While it is widely acknowledged that technology, over the past 25 to 30 years, has broadened the world in so many ways and provided numerous benefits, we also need to ask ourselves; when did we go from utilizing the tools of technology to benefit our needs, to becoming slaves to technology, no longer questioning what it tells us? In fact, technology even tries to fool us. How many of us have started talking to an automated phone call, only to realize it wasn’t a real person on the other end? How many people honestly believe it when you hear, “Please listen to all of the choices because our menu has recently changed?” Better yet, for many years there was a voice that said, “If you have a rotary phone please wait and someone will be with you in a moment,” 99.9% percent of the world did not have rotary phones, yet 50% of us “faked rotary” and waited to speak to a human being.
Today, millions of people spend half of their waking hours glued to their cell phones because it brings them the next text, and the one after that and the one after that, which validates their existence. Yes, aliens landing on this planet would report that a small hand-held object is the life source for humans.
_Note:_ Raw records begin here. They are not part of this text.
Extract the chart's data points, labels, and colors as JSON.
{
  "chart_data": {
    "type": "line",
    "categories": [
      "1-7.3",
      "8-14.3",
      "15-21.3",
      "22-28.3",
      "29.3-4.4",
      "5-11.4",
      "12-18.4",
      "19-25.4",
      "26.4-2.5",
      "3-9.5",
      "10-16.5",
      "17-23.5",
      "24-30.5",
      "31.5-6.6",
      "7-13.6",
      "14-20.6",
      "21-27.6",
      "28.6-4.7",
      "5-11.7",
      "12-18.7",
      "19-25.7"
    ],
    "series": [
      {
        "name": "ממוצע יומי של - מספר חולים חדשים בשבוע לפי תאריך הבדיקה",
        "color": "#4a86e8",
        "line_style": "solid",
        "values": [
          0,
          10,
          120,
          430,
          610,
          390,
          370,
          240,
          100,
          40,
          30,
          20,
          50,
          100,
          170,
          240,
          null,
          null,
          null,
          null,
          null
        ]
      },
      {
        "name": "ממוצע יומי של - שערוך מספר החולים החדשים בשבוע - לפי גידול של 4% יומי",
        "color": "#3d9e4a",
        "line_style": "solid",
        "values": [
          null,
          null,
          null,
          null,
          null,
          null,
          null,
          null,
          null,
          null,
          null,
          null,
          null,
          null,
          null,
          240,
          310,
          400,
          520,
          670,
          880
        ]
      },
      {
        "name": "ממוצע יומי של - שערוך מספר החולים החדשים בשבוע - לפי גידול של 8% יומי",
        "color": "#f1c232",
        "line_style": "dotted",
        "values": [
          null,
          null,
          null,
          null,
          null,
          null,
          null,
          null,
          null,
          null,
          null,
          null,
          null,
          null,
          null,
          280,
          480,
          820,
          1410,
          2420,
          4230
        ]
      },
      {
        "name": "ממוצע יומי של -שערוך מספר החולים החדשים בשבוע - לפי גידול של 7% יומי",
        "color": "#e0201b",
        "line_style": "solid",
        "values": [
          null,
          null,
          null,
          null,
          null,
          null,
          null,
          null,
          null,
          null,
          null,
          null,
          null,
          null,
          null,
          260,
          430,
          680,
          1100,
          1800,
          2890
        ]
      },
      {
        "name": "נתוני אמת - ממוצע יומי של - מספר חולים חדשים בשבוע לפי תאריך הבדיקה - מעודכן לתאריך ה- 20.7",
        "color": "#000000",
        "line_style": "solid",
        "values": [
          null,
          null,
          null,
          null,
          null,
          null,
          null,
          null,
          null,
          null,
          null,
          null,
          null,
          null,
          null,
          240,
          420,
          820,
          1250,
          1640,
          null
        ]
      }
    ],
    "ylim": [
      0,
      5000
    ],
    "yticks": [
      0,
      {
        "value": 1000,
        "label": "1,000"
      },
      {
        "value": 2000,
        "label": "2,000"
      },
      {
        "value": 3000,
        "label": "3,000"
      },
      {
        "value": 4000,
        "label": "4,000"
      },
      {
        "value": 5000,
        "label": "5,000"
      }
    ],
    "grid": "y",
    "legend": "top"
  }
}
A friend of mine said that he asked his girlfriend if they could try a new sexual position. She asked what he had in mind. He replied, “One in which you put down the phone!”
The downside of our over dependence on technology, besides cyber-attacks, Cardi B songs and a deluge of cat photos, is that it limits logic, curtails cognitive thinking, prohibits problem solving, and minimizes the ability to form an opinion based on gathering what we once called facts – yes some of us still believe in fact-checking over the idea that if something is retweeted or repeated multiple times then it must be true. The scary part is that more and more people are signing off on using brainpower and letting others, through technology, think for them. They are willingly becoming the pods in the movie Invasion of the Body Snatchers, blindly following the lead of motivational gurus, politicians, con artists or spiritual leaders who have their own agendas. Shutting off brainpower is dangerous, yet popular.
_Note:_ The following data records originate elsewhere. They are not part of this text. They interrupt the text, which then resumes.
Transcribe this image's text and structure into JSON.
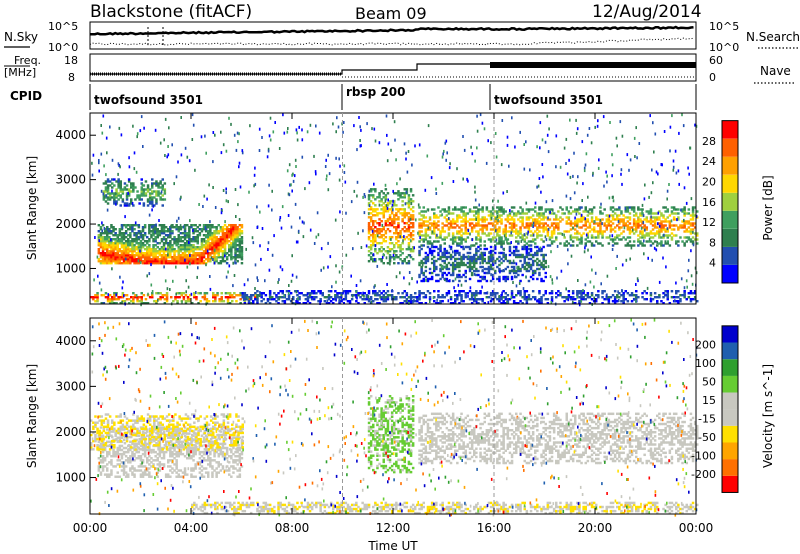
{
  "header": {
    "title": "Blackstone (fitACF)",
    "beam": "Beam 09",
    "date": "12/Aug/2014"
  },
  "nsky_panel": {
    "left_label": "N.Sky",
    "right_label": "N.Search",
    "left_ticks": [
      "10^5",
      "10^0"
    ],
    "right_ticks": [
      "10^5",
      "10^0"
    ]
  },
  "freq_panel": {
    "left_label_1": "Freq.",
    "left_label_2": "[MHz]",
    "right_label": "Nave",
    "left_ticks": [
      "18",
      "8"
    ],
    "right_ticks": [
      "60",
      "0"
    ]
  },
  "cpid_panel": {
    "label": "CPID",
    "segments": [
      {
        "start_hour": 0,
        "end_hour": 10,
        "name": "twofsound 3501"
      },
      {
        "start_hour": 10,
        "end_hour": 16,
        "name": "rbsp 200"
      },
      {
        "start_hour": 16,
        "end_hour": 24,
        "name": "twofsound 3501"
      }
    ]
  },
  "x_axis": {
    "label": "Time UT",
    "ticks": [
      "00:00",
      "04:00",
      "08:00",
      "12:00",
      "16:00",
      "20:00",
      "00:00"
    ]
  },
  "colors": {
    "power_scale": [
      "#0000ff",
      "#224fb0",
      "#2f7f4f",
      "#3f9f5f",
      "#9fd03f",
      "#ffd700",
      "#ffa000",
      "#ff6000",
      "#ff0000"
    ],
    "velocity_scale": [
      "#ff0000",
      "#ff7000",
      "#ffa500",
      "#ffe000",
      "#c8c8c0",
      "#c8c8c0",
      "#66cc33",
      "#2f9f2f",
      "#1f5faf",
      "#0000cc"
    ]
  },
  "chart_data": [
    {
      "type": "heatmap",
      "quantity": "power",
      "ylabel": "Slant Range [km]",
      "xlabel": "Time UT",
      "xlim": [
        0,
        24
      ],
      "ylim": [
        200,
        4500
      ],
      "yticks": [
        "1000",
        "2000",
        "3000",
        "4000"
      ],
      "colorbar": {
        "label": "Power [dB]",
        "ticks": [
          "4",
          "8",
          "12",
          "16",
          "20",
          "24",
          "28"
        ],
        "range": [
          0,
          30
        ]
      },
      "features": [
        {
          "hours": [
            0.3,
            6.0
          ],
          "range_km": [
            1100,
            2000
          ],
          "peak_db": 28,
          "note": "arc"
        },
        {
          "hours": [
            0.0,
            6.5
          ],
          "range_km": [
            200,
            450
          ],
          "peak_db": 30
        },
        {
          "hours": [
            0.5,
            3.0
          ],
          "range_km": [
            2400,
            3000
          ],
          "peak_db": 14
        },
        {
          "hours": [
            11.0,
            12.8
          ],
          "range_km": [
            1100,
            2800
          ],
          "peak_db": 26
        },
        {
          "hours": [
            13.0,
            24.0
          ],
          "range_km": [
            1500,
            2400
          ],
          "peak_db": 24
        },
        {
          "hours": [
            13.0,
            18.0
          ],
          "range_km": [
            700,
            1500
          ],
          "peak_db": 8
        },
        {
          "hours": [
            6.0,
            24.0
          ],
          "range_km": [
            200,
            500
          ],
          "peak_db": 6
        }
      ]
    },
    {
      "type": "heatmap",
      "quantity": "velocity",
      "ylabel": "Slant Range [km]",
      "xlabel": "Time UT",
      "xlim": [
        0,
        24
      ],
      "ylim": [
        200,
        4500
      ],
      "yticks": [
        "1000",
        "2000",
        "3000",
        "4000"
      ],
      "colorbar": {
        "label": "Velocity [m s^-1]",
        "ticks": [
          "-200",
          "-100",
          "-50",
          "-15",
          "15",
          "50",
          "100",
          "200"
        ],
        "range": [
          -250,
          250
        ]
      },
      "features": [
        {
          "hours": [
            0.3,
            6.0
          ],
          "range_km": [
            1000,
            2100
          ],
          "velocity": 0
        },
        {
          "hours": [
            0.0,
            6.0
          ],
          "range_km": [
            1600,
            2400
          ],
          "velocity": -50
        },
        {
          "hours": [
            11.0,
            12.8
          ],
          "range_km": [
            1100,
            2800
          ],
          "velocity": 60
        },
        {
          "hours": [
            13.0,
            24.0
          ],
          "range_km": [
            1300,
            2400
          ],
          "velocity": 0
        },
        {
          "hours": [
            4.0,
            24.0
          ],
          "range_km": [
            200,
            450
          ],
          "velocity": -40
        }
      ]
    }
  ]
}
Meanwhile, I write, and ghostwrite, books. I use technology often, I also put down my phone often. And while I fall behind on having the latest version of Word or the latest iPhone, I make up for it by communicating directly with other people and occasionally taking time to think. Sometimes it even works.
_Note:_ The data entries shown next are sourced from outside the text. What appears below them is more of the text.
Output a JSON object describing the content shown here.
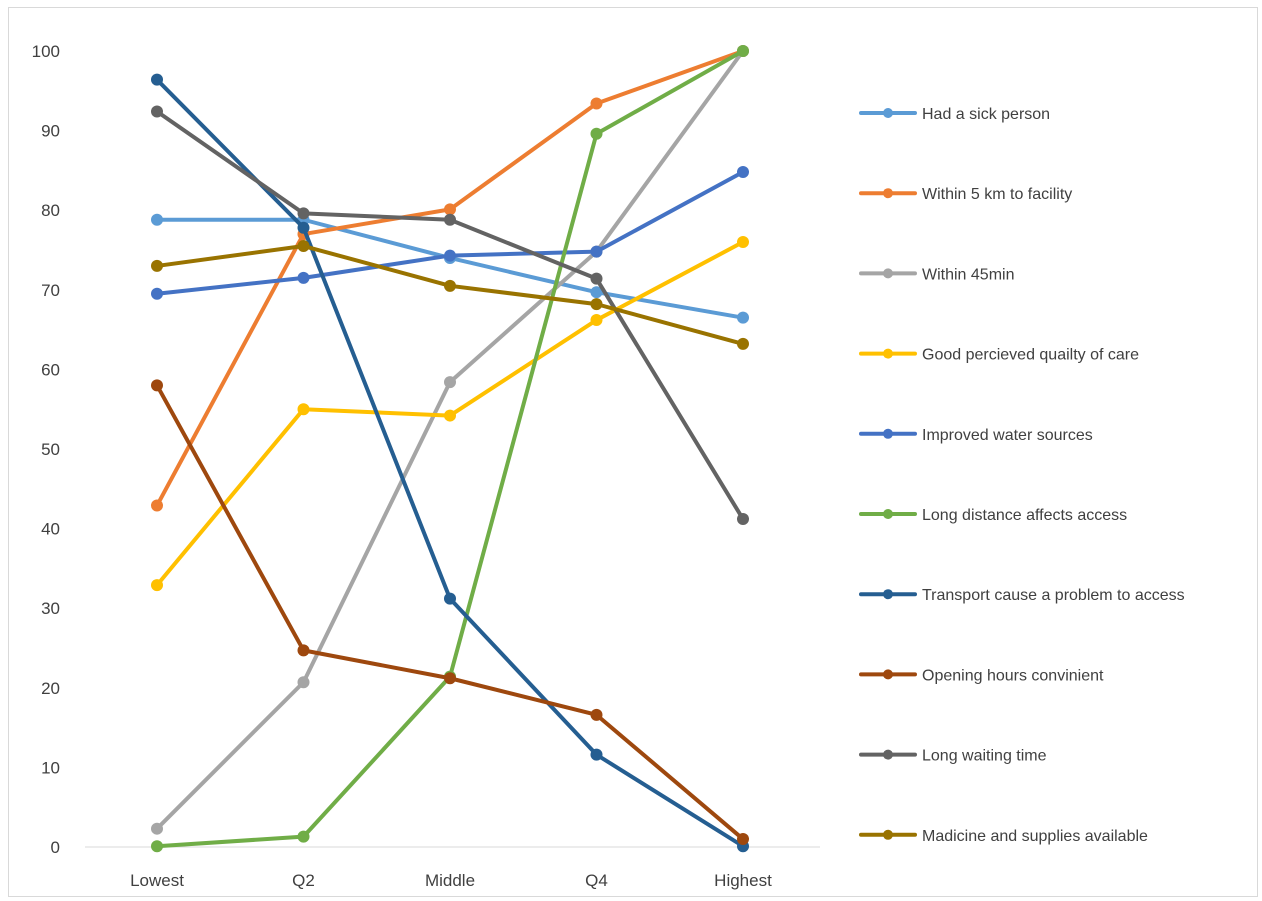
{
  "chart_data": {
    "type": "line",
    "title": "",
    "xlabel": "",
    "ylabel": "",
    "categories": [
      "Lowest",
      "Q2",
      "Middle",
      "Q4",
      "Highest"
    ],
    "ylim": [
      0,
      100
    ],
    "yticks": [
      "0",
      "10",
      "20",
      "30",
      "40",
      "50",
      "60",
      "70",
      "80",
      "90",
      "100"
    ],
    "grid": false,
    "legend_position": "right",
    "series": [
      {
        "name": "Had a sick person",
        "color": "#5b9bd5",
        "values": [
          78.8,
          78.8,
          74.0,
          69.7,
          66.5
        ]
      },
      {
        "name": "Within 5 km to facility",
        "color": "#ed7d31",
        "values": [
          42.9,
          77.0,
          80.1,
          93.4,
          100
        ]
      },
      {
        "name": "Within 45min",
        "color": "#a5a5a5",
        "values": [
          2.3,
          20.7,
          58.4,
          74.8,
          100
        ]
      },
      {
        "name": "Good percieved quailty of care",
        "color": "#ffc000",
        "values": [
          32.9,
          55.0,
          54.2,
          66.2,
          76.0
        ]
      },
      {
        "name": "Improved  water sources",
        "color": "#4472c4",
        "values": [
          69.5,
          71.5,
          74.3,
          74.8,
          84.8
        ]
      },
      {
        "name": "Long distance affects access",
        "color": "#70ad47",
        "values": [
          0.1,
          1.3,
          21.4,
          89.6,
          100
        ]
      },
      {
        "name": "Transport cause a problem to access",
        "color": "#255e91",
        "values": [
          96.4,
          77.8,
          31.2,
          11.6,
          0.1
        ]
      },
      {
        "name": "Opening hours convinient",
        "color": "#9e480e",
        "values": [
          58.0,
          24.7,
          21.2,
          16.6,
          1.0
        ]
      },
      {
        "name": "Long waiting time",
        "color": "#636363",
        "values": [
          92.4,
          79.6,
          78.8,
          71.4,
          41.2
        ]
      },
      {
        "name": "Madicine and supplies available",
        "color": "#997300",
        "values": [
          73.0,
          75.5,
          70.5,
          68.2,
          63.2
        ]
      }
    ]
  }
}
Often, I develop a good rapport with clients who enjoy the process of writing a book. Why? Because it goes back to old school thinking – they need to delve into what they know, what story or stories they want to include, how they want to brand themselves or their businesses. They talk about their expertise, not based on what the computer tells them, but on what they bring to the computer. Writing a book takes some old school brainpower and many people still like using that power. We need to re-introduce it to those who have signed off on brainpower and simply absorb sound bites, slogans, texts and propaganda. You can read the book on Kindle, but you need to flex your brainpower to write one. Why not give it a try?